Тереза уложила его в постель, потому что бедняжка дрожал у неё на руках, цеплялся за её шею и бормотал голосом, похожим на блеяние:

- Мама! мама!

VII.

Однажды, в четверг утром, Батист, печальный и угрюмый, как будто бы шел на похороны, отправился в Валенцию. В этот день на базаре, который помещался на набережной, торговали скотом. Холщевый мешок с остатками своих сбережений арендатор нес в поясе, который заметно отдувался от этого.

Дома беда шла за бедой. He доставало только одного: чтобы свалилась крыша и задавила всех сразу. "Ах, что за народ! Куда нас занесло!"

Здоровье ребенка ухудшалось с каждым днем: он дрожал от лихорадки на руках у матери, которая не переставала плакать. Врач приходил утром и вечером; эта болезнь должна была стоить, по крайней мере, от двенадцати до пятнадцати дуро.

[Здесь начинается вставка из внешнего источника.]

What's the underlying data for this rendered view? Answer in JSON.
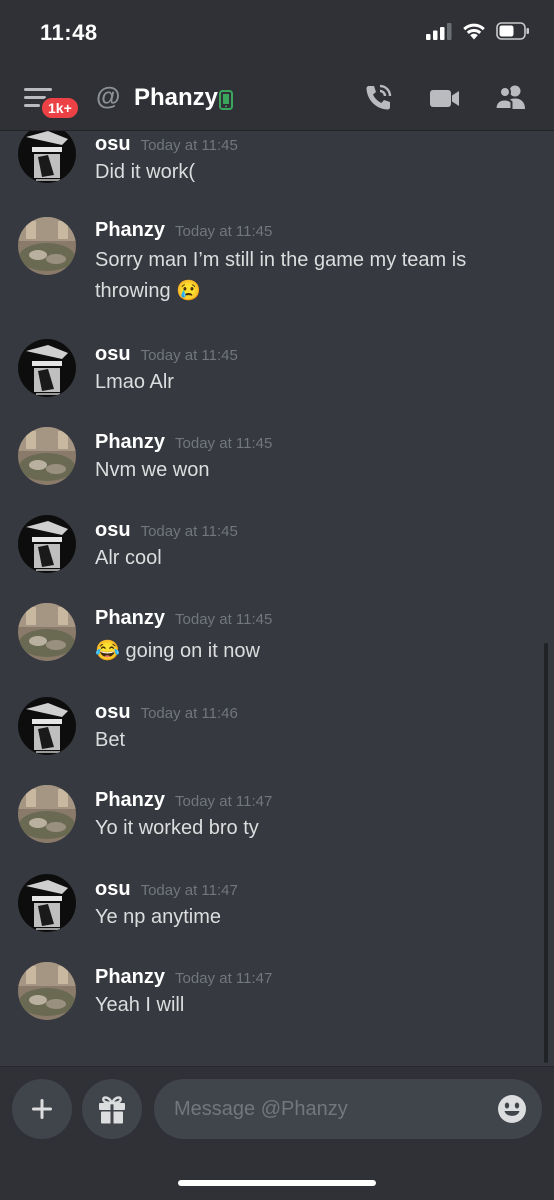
{
  "status_bar": {
    "time": "11:48"
  },
  "header": {
    "badge": "1k+",
    "at_symbol": "@",
    "title": "Phanzy",
    "icons": [
      "menu-icon",
      "call-icon",
      "video-icon",
      "members-icon"
    ]
  },
  "messages": [
    {
      "author": "osu",
      "time": "Today at 11:45",
      "text": "Did it work("
    },
    {
      "author": "Phanzy",
      "time": "Today at 11:45",
      "text": "Sorry man I’m still in the game my team is throwing 😢"
    },
    {
      "author": "osu",
      "time": "Today at 11:45",
      "text": "Lmao Alr"
    },
    {
      "author": "Phanzy",
      "time": "Today at 11:45",
      "text": "Nvm we won"
    },
    {
      "author": "osu",
      "time": "Today at 11:45",
      "text": "Alr cool"
    },
    {
      "author": "Phanzy",
      "time": "Today at 11:45",
      "text": "😂 going on it now"
    },
    {
      "author": "osu",
      "time": "Today at 11:46",
      "text": "Bet"
    },
    {
      "author": "Phanzy",
      "time": "Today at 11:47",
      "text": "Yo it worked bro ty"
    },
    {
      "author": "osu",
      "time": "Today at 11:47",
      "text": "Ye np anytime"
    },
    {
      "author": "Phanzy",
      "time": "Today at 11:47",
      "text": "Yeah I will"
    }
  ],
  "composer": {
    "placeholder": "Message @Phanzy"
  },
  "colors": {
    "background": "#36393f",
    "header": "#2f3136",
    "badge": "#ed4245",
    "online_mobile": "#3ba55d"
  }
}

Даже самый старший, Батистет, едва-едва решался выходить из избы. У него вся голова была в перевязках и лицо подбито после жестокой драки однажды утром с сверстниками, которые, как и он, отправлялись за навозом в Валенцию. Все подростки в окрестностях соединились против него, и бедный мальчик не мог показаться на дороге. Два младшие перестали ходить в школу из боязни драк, в которые приходилось вступать на обратном пути.

Розете, бедной девочке, было грустнее всех. Отец держал себя с нею сурово, бросал на нее строгие взгляды, желая внушить ей, что её обязанность - казаться равнодушной и что её страдания - протест против родительского авторитета. Все открылось; после знаменитой драки у бассейна "Королевы" в "уэрте" больше чем с неделю только и было разговору, что о романе прядильщицы с внуком дедушки Томбы. Пузатый Альборайский мясник выходил из себя от гнева на своего работника. "А! разбойник? Теперь понятно, почему он забывал о службе, почему он проводил вечера, шатаясь, как цыган. Этот господинчик позволил себе завести невесту, как человек, имеющий средства содержать ее. Да и невеста же, прости Господи! Стоило только послушать разговоры покупателей у его лавки. Все говорили одно и то же; удивляюсь, как он, человек верующий, почтенный и с тем единственным пороком, что иногда слегка обвешивал, - позволял своему работнику ухаживать за дочерью общего врага, человека безчестного, о котором говорили, что он был на каторге". Так как все эти разговоры, по мнению пузатого хозяина, безчестили его заведение, то каждый раз как судачили кумушки, он приходил в неистовство, грозил робкому парню топором или разражался бранью против деда Томбы за то, что тот не учит этого мошенника. В конце-концов, мясник уволил Тонета, а его дедушка нашел ему место в Валенции у другого мясника, которому внушил не давать отпуска парню даже и по праздникам, чтобы влюбленный не имел возможности приходить на дорогу и поджидать дочь Батиста.

Тонет покорился и ушел со слезами на глазах, как один из тех ягнят, которых он так часто водил под нож своего хозяина. Да, он больше не вернется... И бедная Розета пряталась у себя в спаленке, чтобы плакать, стараясь скрыть свою печаль от матери, которая стала раздражительна от стольких неприятностей и постоянно ходила с сердитым лицом, а также от отца, который грозился переломать ей кости, если она заведет еще возлюбленного и, таким образом, даст пищу сплетням их врагов.

Между тем, несмотря на такую строгость и угрозы, Батист сильно мучился горем дочери. Напрасно старалась казаться она равнодушной: он замечал, что она плохо ест, желтеет, что глаза её вваливаются: она почти не спала, что, впрочем, не мешало ей каждый день аккуратно ходить на фабрику. Взгляд у неё стал какой-то блуждающий: видно было, что думы её где-то в ином месте, что какая-то мечта постоянно владеет ею. Да, добряк Батист, наедине с самим собою, очень огорчался тем, что видел: он тоже когда-то был молод и знал, как мучительны сердечные страдания.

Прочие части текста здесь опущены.